Unions by the numbers

Nick Driedger talks about what it would take to boost union numbers.

According to a recent study by Abacus Data, more people in Canada want to be in unions than are in unions. As they put it:

In our most recent national survey of 2,903 Canadian adults, we asked:

“If you had the choice between working in a job that was unionized or not unionized, which would you choose?”

…42% preferred a unionized workplace versus 39% who would want a non-unionized workplace. 19% were unsure.

…the results point to a desire by many Canadians to work in a unionized workplace. Despite the fact that about 16% to 20% of Canadians are unionized, more would choose to be if they could.

The article says 42% of people want to be in unions, compared to the 16% to 20% who currently are. So it would figure that unions should be able to sign up at least twice as many members as they have right now.

But the way to get a union in lots of jurisdictions in Canada is to get something like 40% of the workforce in a given workplace to sign authorization cards to trigger a vote. Then you need 50% +1 to win the vote, after the employer has done all sorts of things to try and discourage the staff from unionizing. It’s not an individual choice, it’s a group choice.

So on these numbers, if you were to assume that 42% was evenly distributed across the economy (it of course isn’t) you would actually have enough union support in each workplace to trigger a union election, but not enough support to win it. That’s if you held on to the same amount of support and didn’t lose support, as most union campaigns do when the employer campaigns against the union. So really, if the 42% support were even across the economy, it would actually be surprising that a union ever got certified at all.

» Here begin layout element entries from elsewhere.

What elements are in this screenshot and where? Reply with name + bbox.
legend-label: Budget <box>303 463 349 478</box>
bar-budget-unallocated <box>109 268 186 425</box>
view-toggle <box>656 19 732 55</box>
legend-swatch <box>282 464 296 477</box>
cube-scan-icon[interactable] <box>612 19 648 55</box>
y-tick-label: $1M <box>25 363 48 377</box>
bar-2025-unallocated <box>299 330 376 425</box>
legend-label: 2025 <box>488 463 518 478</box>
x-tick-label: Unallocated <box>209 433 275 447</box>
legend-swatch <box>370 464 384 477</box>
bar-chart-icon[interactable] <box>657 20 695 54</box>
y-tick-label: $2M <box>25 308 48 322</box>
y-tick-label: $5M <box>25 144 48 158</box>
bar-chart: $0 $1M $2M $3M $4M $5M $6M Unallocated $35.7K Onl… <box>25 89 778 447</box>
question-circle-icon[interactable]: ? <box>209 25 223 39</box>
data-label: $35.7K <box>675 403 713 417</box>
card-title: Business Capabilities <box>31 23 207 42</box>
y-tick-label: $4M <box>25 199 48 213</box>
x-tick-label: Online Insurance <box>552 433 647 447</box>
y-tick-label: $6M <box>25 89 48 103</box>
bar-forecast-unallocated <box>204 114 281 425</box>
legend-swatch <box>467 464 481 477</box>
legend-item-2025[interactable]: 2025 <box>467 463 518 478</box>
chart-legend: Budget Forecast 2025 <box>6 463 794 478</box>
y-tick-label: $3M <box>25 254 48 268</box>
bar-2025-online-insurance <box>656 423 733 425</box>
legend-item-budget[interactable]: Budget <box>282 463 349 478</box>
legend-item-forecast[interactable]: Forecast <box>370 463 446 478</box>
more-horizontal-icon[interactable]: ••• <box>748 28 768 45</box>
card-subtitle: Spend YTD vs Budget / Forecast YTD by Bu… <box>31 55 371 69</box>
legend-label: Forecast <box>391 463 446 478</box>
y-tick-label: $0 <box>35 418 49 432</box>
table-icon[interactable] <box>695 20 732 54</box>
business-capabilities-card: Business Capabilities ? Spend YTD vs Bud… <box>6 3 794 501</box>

Right now, under these stats, and playing by the rules laid out for unions in the legislation, the odds are not great for you to succeed in forming a union. This backs up information that indicates most attempts at forming a new union in a workplace fail. But that doesn’t just have to do with worker support; it also has to do with how the system for getting a union makes it very difficult. Workers do not get the rights that come with unionization until they reach certain thresholds — a certain percentage of authorization cards, a majority in an election — often while facing union-busting and retaliation in the process.

What polls can’t show

Another important statistic in this study is that between 67% and 77% of people in unions would prefer to be in a union — much higher than the general population. There are some simple possible explanations for this.

One is that people who are in unions know the benefits. This makes them less susceptible to anti-union propaganda from those with money and power.

But there’s more to it than that.

As explained above, joining a union is not an individual choice: the process for getting into a union in most cases does not involve your individual preference, but a group decision made by people at work at one point in time. It’s a vote by a proposed bargaining unit, not a matter of people just signing up for membership.

The collective nature of union politics is something you can’t see in opinion polling. That’s the liberal bias of polling. If you ask questions as a matter of individual opinion, you are going to get an answer that really only reflects abstract preference. The Abacus poll is measuring a decision as a matter of individual conscience that no one actually makes as a matter of individual conscience.

So the argument about union members seeing the benefits only scrapes the surface. Workers who have fought together and won something are going to see the union that was the vehicle for that struggle as a good thing.

What it really takes to grow the labor movement

I would put to those who want to grow the labor movement that the more people participate in, and are a part of, exercising that group power, the sooner they will see the union as something effective in making their lives better. Striking does this. Arbitrated first contracts do not. Direct action on the job does this. Grievance procedures, OH&S complaints and consultation with the employer do not.

There are two poles in any union campaign — and really in any work a union does. One pole is confidence in the collective power of the group. The other pole is fear, or a lack of trust in one’s peers and in the collective power of the group. Unions have at least partially won the fight in a workplace if the workers have some faith in the union’s ability to get concessions. But workers also need to be actively involved in the struggle.

The legal processes in our country mostly undermine the dynamic of building collective power. Those processes makes it so that the level of unionization does not line up with the level of support unions actually have. In order for labor to get its numbers back, it needs to get its power back. And in order to get its power back, labor needs to realize that, from the certification process to the grievance process, the box created by the law was created mostly to suffocate labor power.